Open pommy159 opened 2 years ago

pommy159 commented 2 years ago

Hi. After several years of use, the gpio pin used for WsprryPi (gpio4) has gone faulty, probably due to static. Is it possible for you to tell me how to change the gpio pin used in WsprryPi from gpio4 to another gpio pin please, for example gpio17 Thank you.

mbroihier commented 2 years ago

I won't be surprised if simply switching pins doesn't work. If you fried something, you've likely fried something common to several pins.

Anyway, I believe the trick will be to get GPCLK0 output to a different pin. If you look in BCM2835 ARM Peripherals (page 102), you'll see that pin 34 has a similar configuration as pin 4 for ALT0. Pin 34 is in GPIO alternate function select register 3. I'd first try with this pin.

To direct the output to pin 34, in gpioclk.cpp add a #define GPFSEL3 (0x7E20000C) and change the SETBIT and CLRBIT calls (in txon) to:

SETBIT(GPFSEL3, 14); CLRBIT(GPFSEL3, 13); CLRBIT(GPFSEL3, 12);

I have not tried this so no guarantees and double check my addresses and reasoning. Also, you may need to adjust the drive strength, by switching the "ACCESS" macro call from:

ACCESS(PADS_GPIO_0_27) to ACCESS(PADS_GPIO_28_45)

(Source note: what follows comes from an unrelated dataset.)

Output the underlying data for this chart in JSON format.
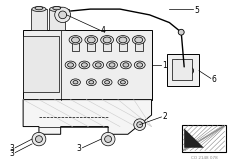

where PADS_GPIO_28_45 is defined as 0x7e100030

I haven't found that "drive strength" ever makes a difference in the projects I've done and I find the documentation of this pretty sparse so I tend to not want to monkey with it if it isn't really doing anything I notice.

pommy159 commented 2 years ago

Thankyou very much for taking the time to reply to this. Ill give your recommendation a try later. I have tested all the other gpio pins with a meter whilst toggling them high/low with an application and the others work fine. Thanks for your assistance.

rsoennic commented 2 years ago

I have this same issue. Did you (@pommy159) ever get this pin swap to work?

Rich

rsoennic commented 2 years ago

I worked out how to do this but Mark is correct, it seems all the GPIO common to the "pads" of GPIO4 are damaged. There doesn't seem to be an option to fix it as there are no available clock output pins.